Role of inositol phospholipid hydrolysis in the initiation of agonist-induced contractions of rat uterus: effects of domination by 17 beta-estradiol and progesterone.

Abstract

The role of inositol phospholipid (IP) hydrolysis in agonist-mediated contractility was examined in rat uterine smooth muscle by comparing carbachol-, oxytocin-, and PGF2 alpha-mediated [3H]IP accumulation and tension generation. In both estrogen- and progesterone-dominated uteri, all three agonists exhibited dose-dependent contractile responses. Agonist potencies (EC50 values) for eliciting [3H]IP accumulation or contractile responses were found to be very similar and did not change significantly between hormonal states.
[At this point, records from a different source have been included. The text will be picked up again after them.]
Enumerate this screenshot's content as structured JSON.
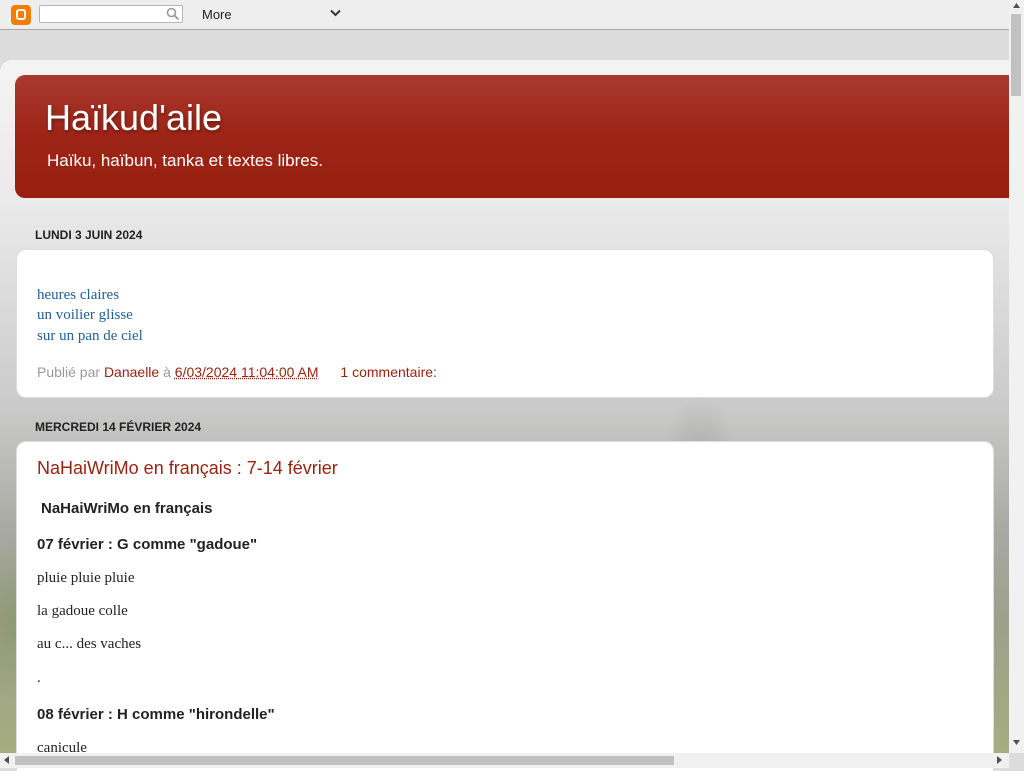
{
  "navbar": {
    "search_value": "",
    "more_label": "More"
  },
  "blog": {
    "title": "Haïkud'aile",
    "description": "Haïku, haïbun, tanka et textes libres."
  },
  "posts": [
    {
      "date": "Lundi 3 juin 2024",
      "lines": [
        "heures claires",
        "un voilier glisse",
        "sur un pan de ciel"
      ],
      "footer": {
        "published_by": "Publié par",
        "author": "Danaelle",
        "at": "à",
        "timestamp": "6/03/2024 11:04:00 AM",
        "comments": "1 commentaire:"
      }
    },
    {
      "date": "Mercredi 14 février 2024",
      "title": "NaHaiWriMo en français : 7-14 février",
      "intro": "NaHaiWriMo en français",
      "section1": "07 février : G comme \"gadoue\"",
      "haiku1": [
        "pluie pluie pluie",
        "la gadoue colle",
        "au c... des vaches",
        "."
      ],
      "section2": "08 février : H comme \"hirondelle\"",
      "haiku2_first": "canicule"
    }
  ],
  "colors": {
    "header_red": "#9e2517",
    "link_blue": "#1f5f9a",
    "accent_red": "#992211"
  }
}
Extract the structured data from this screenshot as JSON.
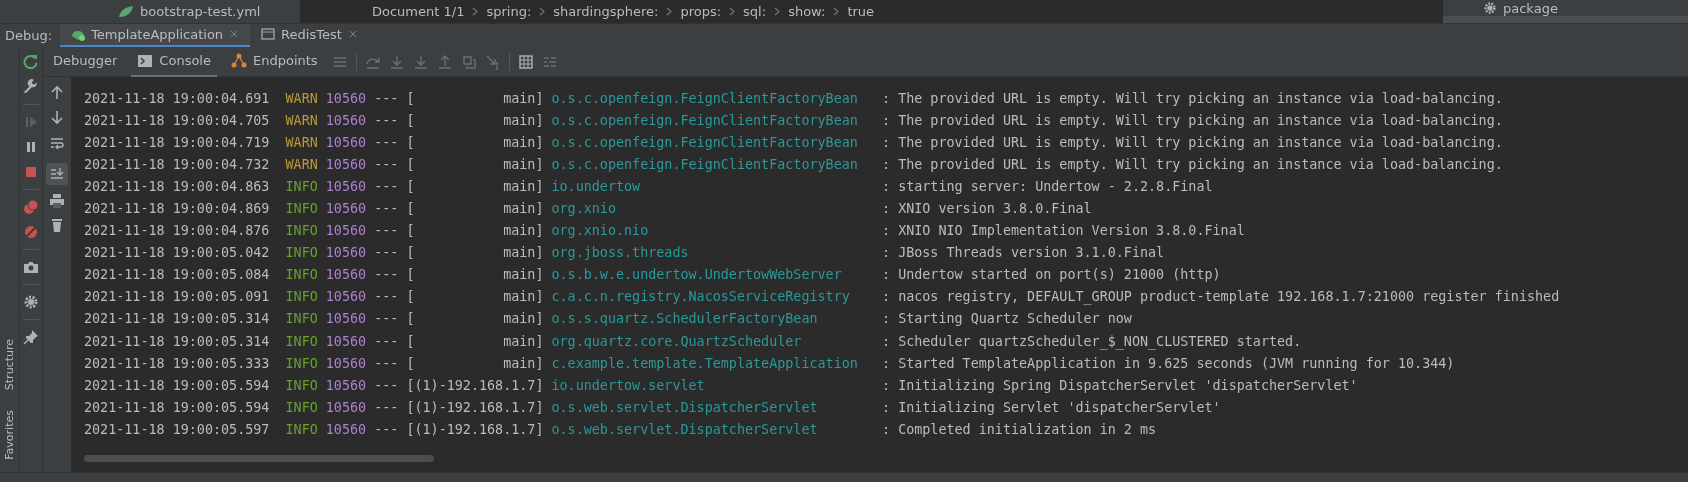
{
  "editor_tab": {
    "file": "bootstrap-test.yml"
  },
  "breadcrumb": [
    "Document 1/1",
    "spring:",
    "shardingsphere:",
    "props:",
    "sql:",
    "show:",
    "true"
  ],
  "side_panel": {
    "items": [
      {
        "label": "package"
      }
    ]
  },
  "debug": {
    "label": "Debug:",
    "tabs": [
      {
        "label": "TemplateApplication",
        "selected": true
      },
      {
        "label": "RedisTest",
        "selected": false
      }
    ]
  },
  "toolbar": {
    "tabs": [
      {
        "label": "Debugger",
        "selected": false
      },
      {
        "label": "Console",
        "selected": true
      },
      {
        "label": "Endpoints",
        "selected": false
      }
    ]
  },
  "console_tools": {
    "soft_wrap": false,
    "scroll_to_end": true
  },
  "side_labels": [
    "Structure",
    "Favorites"
  ],
  "console": {
    "lines": [
      {
        "timestamp": "2021-11-18 19:00:04.691",
        "level": "WARN",
        "pid": "10560",
        "separator": "---",
        "thread": "[           main]",
        "logger": "o.s.c.openfeign.FeignClientFactoryBean",
        "colon": ":",
        "message": "The provided URL is empty. Will try picking an instance via load-balancing."
      },
      {
        "timestamp": "2021-11-18 19:00:04.705",
        "level": "WARN",
        "pid": "10560",
        "separator": "---",
        "thread": "[           main]",
        "logger": "o.s.c.openfeign.FeignClientFactoryBean",
        "colon": ":",
        "message": "The provided URL is empty. Will try picking an instance via load-balancing."
      },
      {
        "timestamp": "2021-11-18 19:00:04.719",
        "level": "WARN",
        "pid": "10560",
        "separator": "---",
        "thread": "[           main]",
        "logger": "o.s.c.openfeign.FeignClientFactoryBean",
        "colon": ":",
        "message": "The provided URL is empty. Will try picking an instance via load-balancing."
      },
      {
        "timestamp": "2021-11-18 19:00:04.732",
        "level": "WARN",
        "pid": "10560",
        "separator": "---",
        "thread": "[           main]",
        "logger": "o.s.c.openfeign.FeignClientFactoryBean",
        "colon": ":",
        "message": "The provided URL is empty. Will try picking an instance via load-balancing."
      },
      {
        "timestamp": "2021-11-18 19:00:04.863",
        "level": "INFO",
        "pid": "10560",
        "separator": "---",
        "thread": "[           main]",
        "logger": "io.undertow",
        "colon": ":",
        "message": "starting server: Undertow - 2.2.8.Final"
      },
      {
        "timestamp": "2021-11-18 19:00:04.869",
        "level": "INFO",
        "pid": "10560",
        "separator": "---",
        "thread": "[           main]",
        "logger": "org.xnio",
        "colon": ":",
        "message": "XNIO version 3.8.0.Final"
      },
      {
        "timestamp": "2021-11-18 19:00:04.876",
        "level": "INFO",
        "pid": "10560",
        "separator": "---",
        "thread": "[           main]",
        "logger": "org.xnio.nio",
        "colon": ":",
        "message": "XNIO NIO Implementation Version 3.8.0.Final"
      },
      {
        "timestamp": "2021-11-18 19:00:05.042",
        "level": "INFO",
        "pid": "10560",
        "separator": "---",
        "thread": "[           main]",
        "logger": "org.jboss.threads",
        "colon": ":",
        "message": "JBoss Threads version 3.1.0.Final"
      },
      {
        "timestamp": "2021-11-18 19:00:05.084",
        "level": "INFO",
        "pid": "10560",
        "separator": "---",
        "thread": "[           main]",
        "logger": "o.s.b.w.e.undertow.UndertowWebServer",
        "colon": ":",
        "message": "Undertow started on port(s) 21000 (http)"
      },
      {
        "timestamp": "2021-11-18 19:00:05.091",
        "level": "INFO",
        "pid": "10560",
        "separator": "---",
        "thread": "[           main]",
        "logger": "c.a.c.n.registry.NacosServiceRegistry",
        "colon": ":",
        "message": "nacos registry, DEFAULT_GROUP product-template 192.168.1.7:21000 register finished"
      },
      {
        "timestamp": "2021-11-18 19:00:05.314",
        "level": "INFO",
        "pid": "10560",
        "separator": "---",
        "thread": "[           main]",
        "logger": "o.s.s.quartz.SchedulerFactoryBean",
        "colon": ":",
        "message": "Starting Quartz Scheduler now"
      },
      {
        "timestamp": "2021-11-18 19:00:05.314",
        "level": "INFO",
        "pid": "10560",
        "separator": "---",
        "thread": "[           main]",
        "logger": "org.quartz.core.QuartzScheduler",
        "colon": ":",
        "message": "Scheduler quartzScheduler_$_NON_CLUSTERED started."
      },
      {
        "timestamp": "2021-11-18 19:00:05.333",
        "level": "INFO",
        "pid": "10560",
        "separator": "---",
        "thread": "[           main]",
        "logger": "c.example.template.TemplateApplication",
        "colon": ":",
        "message": "Started TemplateApplication in 9.625 seconds (JVM running for 10.344)"
      },
      {
        "timestamp": "2021-11-18 19:00:05.594",
        "level": "INFO",
        "pid": "10560",
        "separator": "---",
        "thread": "[(1)-192.168.1.7]",
        "logger": "io.undertow.servlet",
        "colon": ":",
        "message": "Initializing Spring DispatcherServlet 'dispatcherServlet'"
      },
      {
        "timestamp": "2021-11-18 19:00:05.594",
        "level": "INFO",
        "pid": "10560",
        "separator": "---",
        "thread": "[(1)-192.168.1.7]",
        "logger": "o.s.web.servlet.DispatcherServlet",
        "colon": ":",
        "message": "Initializing Servlet 'dispatcherServlet'"
      },
      {
        "timestamp": "2021-11-18 19:00:05.597",
        "level": "INFO",
        "pid": "10560",
        "separator": "---",
        "thread": "[(1)-192.168.1.7]",
        "logger": "o.s.web.servlet.DispatcherServlet",
        "colon": ":",
        "message": "Completed initialization in 2 ms"
      }
    ]
  }
}
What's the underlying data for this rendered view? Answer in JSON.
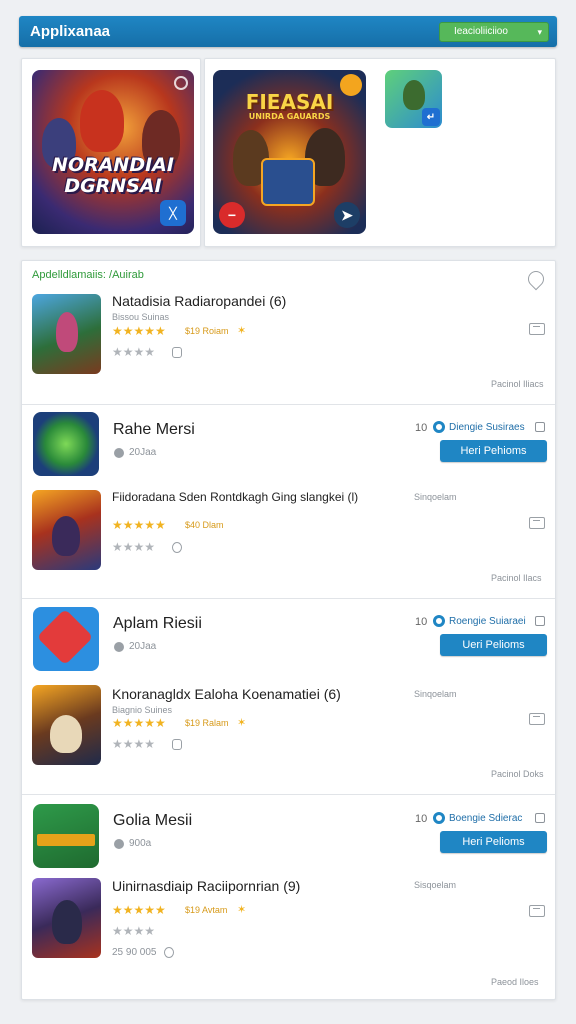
{
  "topbar": {
    "title": "Applixanaa",
    "button_label": "Ieacioliiciioo",
    "chevron": "▾"
  },
  "featured": {
    "banner1": {
      "line1": "NORANDIAI",
      "line2": "DGRNSAI"
    },
    "banner2": {
      "line1": "FIEASAI",
      "line2": "UNIRDA GAUARDS"
    }
  },
  "list": {
    "header": "Apdelldlamaiis: /Auirab",
    "items": [
      {
        "name": "Natadisia Radiaropandei (6)",
        "sub": "Bissou Suinas",
        "rating_label": "$19 Roiam",
        "foot": "Pacinol Iliacs"
      },
      {
        "name": "Rahe Mersi",
        "meta": "20Jaa",
        "count": "10",
        "option": "Diengie Susiraes",
        "button": "Heri Pehioms"
      },
      {
        "name": "Fiidoradana Sden Rontdkagh Ging slangkei (l)",
        "side": "Sinqoelam",
        "rating_label": "$40 Dlam",
        "foot": "Pacinol Ilacs"
      },
      {
        "name": "Aplam Riesii",
        "meta": "20Jaa",
        "count": "10",
        "option": "Roengie Suiaraei",
        "button": "Ueri Pelioms"
      },
      {
        "name": "Knoranagldx Ealoha Koenamatiei (6)",
        "sub": "Biagnio Suines",
        "side": "Sinqoelam",
        "rating_label": "$19 Ralam",
        "foot": "Pacinol Doks"
      },
      {
        "name": "Golia Mesii",
        "meta": "900a",
        "count": "10",
        "option": "Boengie Sdierac",
        "button": "Heri Pelioms"
      },
      {
        "name": "Uinirnasdiaip Raciipornrian (9)",
        "side": "Sisqoelam",
        "rating_label": "$19 Avtam",
        "gray_text": "25 90 005",
        "foot": "Paeod Iloes"
      }
    ]
  },
  "icons": [
    "compass-icon",
    "x-icon",
    "arrow-icon",
    "send-icon",
    "share-icon",
    "tag-icon",
    "clock-icon",
    "bookmark-icon"
  ],
  "colors": {
    "accent": "#1f86c4",
    "topbar_button": "#56b85a",
    "star": "#f1b321",
    "header_text": "#2f9a3a"
  }
}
Maximal responses of agonist-mediated [3H]IP accumulation and tension generation were significantly affected by the endocrine state of the uterus and were dependent on the agonist examined. Maximal carbachol- and PGF2 alpha-induced [3H]IP accumulation were found to be elevated in estrogen-dominated relative to progesterone-dominated uteri, whereas maximal forces generated by these two agonists were smaller in progesterone-dominated relative to estrogen-dominated tissues. Oxytocin-induced responses did not differ between hormonal states. To determine whether these differences between [3H]IP accumulation and contractility responses could be attributed to changes in receptor-mediated signal transduction mechanisms, receptor expression and coupling to phospholipase C were studied. Myometrial muscarinic and oxytocin receptors assessed by radioligand binding were found to have three- to four-fold greater capacities in estrogen-dominated than in progesterone-dominated uteri without significant changes in agonist affinities. Agonist-mediated [3H]IP accumulation was potently inhibited by both pertussis and cholera toxins in both hormonal states. These experiments show that estrogen- and progesterone-dominated environments regulate both uterine excitability and contractility and that the mechanisms of this regulation are complex and dependent on the agonist system stimulated.